Phase I-II study of aclacinomycin for a treatment of acute myeloid leukemia.

Aclacinomycin A (ACM) was administered for induction treatment to 40 previously treated acute myeloid leukemia (AML) patients. 38 patients aged 2 to 80 years (mean +/- SE, 35.0 +/- 3.2 years) with overt AML were evaluated; of these, seventeen patients were given ACM after an unsuccessful attempt to obtain a complete remission (CR) with various regimens comprising adriamycin (ADM) or daunorubicin (DNR) and were considered resistant to these drugs.

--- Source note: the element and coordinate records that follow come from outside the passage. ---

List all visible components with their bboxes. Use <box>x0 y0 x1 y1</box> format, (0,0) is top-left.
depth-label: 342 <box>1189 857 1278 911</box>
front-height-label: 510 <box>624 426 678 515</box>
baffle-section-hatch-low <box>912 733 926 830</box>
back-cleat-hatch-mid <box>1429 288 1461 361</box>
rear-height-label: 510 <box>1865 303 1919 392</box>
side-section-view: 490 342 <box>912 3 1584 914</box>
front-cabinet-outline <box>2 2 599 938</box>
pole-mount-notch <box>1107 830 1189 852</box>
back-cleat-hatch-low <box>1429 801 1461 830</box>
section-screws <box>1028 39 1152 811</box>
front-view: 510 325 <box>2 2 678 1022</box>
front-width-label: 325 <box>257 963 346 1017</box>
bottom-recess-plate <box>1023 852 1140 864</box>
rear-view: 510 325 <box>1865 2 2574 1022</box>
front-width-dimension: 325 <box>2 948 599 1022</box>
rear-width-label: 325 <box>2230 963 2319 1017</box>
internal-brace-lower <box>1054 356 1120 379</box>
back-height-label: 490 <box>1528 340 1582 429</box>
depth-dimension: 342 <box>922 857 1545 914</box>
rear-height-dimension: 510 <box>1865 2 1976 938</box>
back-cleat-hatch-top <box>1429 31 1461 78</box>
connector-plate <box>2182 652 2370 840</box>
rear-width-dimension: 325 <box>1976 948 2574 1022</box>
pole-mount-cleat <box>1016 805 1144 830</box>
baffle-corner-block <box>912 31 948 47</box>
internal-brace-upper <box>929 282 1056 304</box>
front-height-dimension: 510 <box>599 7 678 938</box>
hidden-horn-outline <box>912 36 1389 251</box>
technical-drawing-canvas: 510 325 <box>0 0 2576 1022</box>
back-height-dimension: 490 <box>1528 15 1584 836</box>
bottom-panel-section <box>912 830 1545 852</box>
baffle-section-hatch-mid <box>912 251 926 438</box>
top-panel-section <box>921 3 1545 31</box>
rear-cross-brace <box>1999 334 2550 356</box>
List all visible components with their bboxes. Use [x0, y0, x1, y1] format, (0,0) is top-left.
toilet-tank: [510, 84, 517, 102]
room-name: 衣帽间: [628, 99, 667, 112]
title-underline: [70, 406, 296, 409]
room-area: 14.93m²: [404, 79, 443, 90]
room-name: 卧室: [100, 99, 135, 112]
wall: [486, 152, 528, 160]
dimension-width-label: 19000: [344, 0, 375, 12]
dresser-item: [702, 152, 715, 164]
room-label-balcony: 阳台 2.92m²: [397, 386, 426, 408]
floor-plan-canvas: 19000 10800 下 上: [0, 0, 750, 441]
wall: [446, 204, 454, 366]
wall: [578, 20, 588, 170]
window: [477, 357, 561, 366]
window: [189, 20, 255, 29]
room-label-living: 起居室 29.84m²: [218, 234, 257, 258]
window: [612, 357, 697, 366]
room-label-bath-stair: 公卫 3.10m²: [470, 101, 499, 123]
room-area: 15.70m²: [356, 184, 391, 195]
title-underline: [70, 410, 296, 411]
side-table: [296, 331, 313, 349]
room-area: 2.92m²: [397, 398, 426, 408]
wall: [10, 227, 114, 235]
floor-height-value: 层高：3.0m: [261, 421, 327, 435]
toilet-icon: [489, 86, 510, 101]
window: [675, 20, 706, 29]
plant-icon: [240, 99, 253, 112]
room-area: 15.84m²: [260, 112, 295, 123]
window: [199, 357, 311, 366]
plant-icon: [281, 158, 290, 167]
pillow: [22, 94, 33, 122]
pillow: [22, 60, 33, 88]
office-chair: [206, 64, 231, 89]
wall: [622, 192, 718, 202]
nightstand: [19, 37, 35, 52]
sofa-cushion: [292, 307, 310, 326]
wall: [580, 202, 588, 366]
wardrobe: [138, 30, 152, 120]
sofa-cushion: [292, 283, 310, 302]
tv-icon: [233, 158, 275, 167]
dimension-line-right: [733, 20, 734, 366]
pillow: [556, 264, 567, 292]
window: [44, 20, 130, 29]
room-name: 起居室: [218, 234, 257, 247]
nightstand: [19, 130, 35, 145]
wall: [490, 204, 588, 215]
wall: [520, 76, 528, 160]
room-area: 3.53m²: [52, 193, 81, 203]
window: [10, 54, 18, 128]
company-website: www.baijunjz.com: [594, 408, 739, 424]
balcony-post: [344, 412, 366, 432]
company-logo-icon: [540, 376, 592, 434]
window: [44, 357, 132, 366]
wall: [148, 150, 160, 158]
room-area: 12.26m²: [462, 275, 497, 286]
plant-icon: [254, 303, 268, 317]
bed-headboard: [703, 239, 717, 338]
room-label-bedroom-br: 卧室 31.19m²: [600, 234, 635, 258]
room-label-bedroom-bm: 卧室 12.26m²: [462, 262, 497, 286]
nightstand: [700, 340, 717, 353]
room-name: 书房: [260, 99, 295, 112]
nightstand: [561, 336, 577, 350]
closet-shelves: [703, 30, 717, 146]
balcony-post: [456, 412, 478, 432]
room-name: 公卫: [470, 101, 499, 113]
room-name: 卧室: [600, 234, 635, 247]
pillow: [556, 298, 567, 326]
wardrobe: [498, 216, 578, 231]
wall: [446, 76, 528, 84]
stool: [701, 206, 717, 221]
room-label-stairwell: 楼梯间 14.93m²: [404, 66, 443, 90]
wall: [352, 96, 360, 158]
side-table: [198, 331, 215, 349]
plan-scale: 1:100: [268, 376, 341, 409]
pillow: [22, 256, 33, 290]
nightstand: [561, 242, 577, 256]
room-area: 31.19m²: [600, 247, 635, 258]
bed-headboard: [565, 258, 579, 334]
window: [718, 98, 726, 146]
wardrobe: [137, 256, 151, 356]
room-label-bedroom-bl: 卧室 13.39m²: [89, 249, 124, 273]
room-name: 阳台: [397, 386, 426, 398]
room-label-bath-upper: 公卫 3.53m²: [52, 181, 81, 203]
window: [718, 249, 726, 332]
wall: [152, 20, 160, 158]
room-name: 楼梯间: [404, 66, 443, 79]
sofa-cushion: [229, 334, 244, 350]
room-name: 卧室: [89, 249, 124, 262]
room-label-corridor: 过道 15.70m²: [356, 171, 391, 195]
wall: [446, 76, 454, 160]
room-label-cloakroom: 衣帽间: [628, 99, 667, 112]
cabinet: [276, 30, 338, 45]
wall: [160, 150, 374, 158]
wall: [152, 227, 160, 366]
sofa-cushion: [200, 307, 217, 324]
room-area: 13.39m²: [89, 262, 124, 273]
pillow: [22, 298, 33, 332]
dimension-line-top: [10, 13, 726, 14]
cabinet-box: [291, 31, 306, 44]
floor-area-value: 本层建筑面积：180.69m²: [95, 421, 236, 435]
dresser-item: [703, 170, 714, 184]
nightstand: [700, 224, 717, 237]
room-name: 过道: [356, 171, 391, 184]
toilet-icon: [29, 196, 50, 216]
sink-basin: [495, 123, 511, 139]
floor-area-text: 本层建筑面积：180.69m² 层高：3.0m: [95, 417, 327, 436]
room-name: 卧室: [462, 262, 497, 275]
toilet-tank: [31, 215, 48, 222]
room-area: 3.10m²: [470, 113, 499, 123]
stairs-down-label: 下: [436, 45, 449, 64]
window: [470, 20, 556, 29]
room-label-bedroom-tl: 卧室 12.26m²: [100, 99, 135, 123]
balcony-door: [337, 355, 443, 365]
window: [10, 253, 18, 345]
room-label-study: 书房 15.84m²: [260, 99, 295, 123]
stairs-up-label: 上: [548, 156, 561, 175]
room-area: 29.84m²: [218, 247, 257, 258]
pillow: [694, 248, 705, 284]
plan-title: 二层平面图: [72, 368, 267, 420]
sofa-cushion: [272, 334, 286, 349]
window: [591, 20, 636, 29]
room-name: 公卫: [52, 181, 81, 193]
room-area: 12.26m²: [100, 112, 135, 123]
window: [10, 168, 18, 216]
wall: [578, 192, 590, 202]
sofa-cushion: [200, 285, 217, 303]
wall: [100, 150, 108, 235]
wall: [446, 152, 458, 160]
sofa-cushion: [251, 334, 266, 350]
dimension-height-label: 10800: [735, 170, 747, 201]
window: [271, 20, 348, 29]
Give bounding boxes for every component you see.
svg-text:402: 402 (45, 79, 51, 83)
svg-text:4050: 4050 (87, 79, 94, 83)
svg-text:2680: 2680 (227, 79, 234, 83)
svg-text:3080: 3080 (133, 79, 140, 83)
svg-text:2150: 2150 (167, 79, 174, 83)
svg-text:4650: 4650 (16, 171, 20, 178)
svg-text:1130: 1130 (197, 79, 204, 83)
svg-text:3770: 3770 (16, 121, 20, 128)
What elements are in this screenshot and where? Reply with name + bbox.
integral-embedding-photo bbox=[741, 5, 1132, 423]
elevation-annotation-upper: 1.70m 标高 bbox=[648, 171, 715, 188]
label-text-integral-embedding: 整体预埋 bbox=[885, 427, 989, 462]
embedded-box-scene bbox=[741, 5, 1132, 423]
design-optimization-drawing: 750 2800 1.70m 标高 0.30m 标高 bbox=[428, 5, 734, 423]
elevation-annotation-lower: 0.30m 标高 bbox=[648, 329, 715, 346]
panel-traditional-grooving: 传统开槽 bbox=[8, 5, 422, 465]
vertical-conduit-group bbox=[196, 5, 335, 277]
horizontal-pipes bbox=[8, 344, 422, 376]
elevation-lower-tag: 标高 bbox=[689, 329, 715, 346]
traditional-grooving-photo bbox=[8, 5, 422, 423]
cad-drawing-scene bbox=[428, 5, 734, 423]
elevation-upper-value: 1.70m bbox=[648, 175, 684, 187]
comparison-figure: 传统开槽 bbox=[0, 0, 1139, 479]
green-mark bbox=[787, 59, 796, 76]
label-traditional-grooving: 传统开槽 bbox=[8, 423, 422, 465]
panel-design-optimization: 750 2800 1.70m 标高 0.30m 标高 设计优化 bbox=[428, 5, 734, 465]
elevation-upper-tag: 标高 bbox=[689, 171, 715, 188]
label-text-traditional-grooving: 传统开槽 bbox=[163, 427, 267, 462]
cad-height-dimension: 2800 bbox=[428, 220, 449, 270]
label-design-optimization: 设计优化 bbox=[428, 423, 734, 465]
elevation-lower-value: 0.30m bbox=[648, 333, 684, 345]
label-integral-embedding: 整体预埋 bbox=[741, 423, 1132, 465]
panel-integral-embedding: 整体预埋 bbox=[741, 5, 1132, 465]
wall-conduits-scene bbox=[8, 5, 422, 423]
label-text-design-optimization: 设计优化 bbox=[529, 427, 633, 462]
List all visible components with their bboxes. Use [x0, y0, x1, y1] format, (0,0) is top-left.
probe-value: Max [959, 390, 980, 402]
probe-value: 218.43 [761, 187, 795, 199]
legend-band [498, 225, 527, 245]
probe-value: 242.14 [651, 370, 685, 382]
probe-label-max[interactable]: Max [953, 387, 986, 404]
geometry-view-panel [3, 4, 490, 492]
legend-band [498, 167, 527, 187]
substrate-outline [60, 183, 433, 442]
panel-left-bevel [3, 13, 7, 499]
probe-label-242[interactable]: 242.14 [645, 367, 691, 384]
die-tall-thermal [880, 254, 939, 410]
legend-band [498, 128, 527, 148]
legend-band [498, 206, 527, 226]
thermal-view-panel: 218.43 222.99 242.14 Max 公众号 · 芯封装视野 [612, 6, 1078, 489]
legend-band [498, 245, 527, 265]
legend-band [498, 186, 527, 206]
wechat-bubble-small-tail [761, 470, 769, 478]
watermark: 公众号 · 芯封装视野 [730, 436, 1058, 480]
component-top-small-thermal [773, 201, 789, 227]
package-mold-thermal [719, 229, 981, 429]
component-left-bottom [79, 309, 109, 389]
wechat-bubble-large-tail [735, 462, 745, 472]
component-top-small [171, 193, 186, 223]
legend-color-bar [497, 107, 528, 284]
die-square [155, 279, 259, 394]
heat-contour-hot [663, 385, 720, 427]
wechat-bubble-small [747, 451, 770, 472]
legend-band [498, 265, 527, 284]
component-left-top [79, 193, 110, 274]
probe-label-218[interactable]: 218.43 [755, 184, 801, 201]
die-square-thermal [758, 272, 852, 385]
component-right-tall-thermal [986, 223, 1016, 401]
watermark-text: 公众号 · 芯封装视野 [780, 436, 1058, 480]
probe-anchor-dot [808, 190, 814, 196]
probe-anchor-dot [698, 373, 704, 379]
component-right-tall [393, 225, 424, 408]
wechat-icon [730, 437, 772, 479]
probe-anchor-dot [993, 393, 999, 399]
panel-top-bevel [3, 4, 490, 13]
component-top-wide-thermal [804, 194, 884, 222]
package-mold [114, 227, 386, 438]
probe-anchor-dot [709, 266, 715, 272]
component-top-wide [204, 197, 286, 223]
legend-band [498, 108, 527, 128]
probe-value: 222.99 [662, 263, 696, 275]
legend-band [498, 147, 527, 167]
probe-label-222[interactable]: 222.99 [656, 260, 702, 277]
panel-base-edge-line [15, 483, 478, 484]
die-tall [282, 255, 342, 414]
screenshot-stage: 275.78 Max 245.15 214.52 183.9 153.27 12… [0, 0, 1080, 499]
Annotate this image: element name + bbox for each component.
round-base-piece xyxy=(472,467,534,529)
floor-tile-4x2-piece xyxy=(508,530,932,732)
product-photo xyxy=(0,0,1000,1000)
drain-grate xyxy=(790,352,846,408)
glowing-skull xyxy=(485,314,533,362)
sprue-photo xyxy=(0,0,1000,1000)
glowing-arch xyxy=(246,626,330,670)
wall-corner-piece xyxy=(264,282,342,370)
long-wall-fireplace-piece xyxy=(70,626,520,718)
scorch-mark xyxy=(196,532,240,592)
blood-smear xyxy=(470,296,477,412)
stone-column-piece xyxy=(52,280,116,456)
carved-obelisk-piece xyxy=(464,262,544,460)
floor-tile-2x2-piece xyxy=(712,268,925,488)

Thirteen patients received ACM at a daily dose of 10 to 30 mg/m2 IV bolus until the maximum total dose of 300 mg/m2 per course was reached or until unacceptable toxicity appeared; of these patients, 2 (15%) attained a CR. Twenty-five patients were given 10-day courses of ACM at the daily dose of 15 mg/m2 IV bolus with 10-day intervals between courses; with this regimen 11 patients (44%) attained a CR. The overall CR rate was 34%. Total doses necessary to attain a CR ranged from 150 to 600 mg/m2. CR was attained by 6 patients (35%) of the 17 who were previously resistant to ADM or DNR. The incidence and severity of the toxic effects such as mucositis, diarrhea, vomiting and infection were related to the dose of ACM administered during each course of therapy. However, in patients who received 150 mg/m2 per course the toxicity was within acceptable limits. Alopecia was not observed. Transient T-wave inversion was observed in 3 patients and atrial flutter developed in one patient. Therefore, we conclude that ACM is a new major drug in the treatment of AML.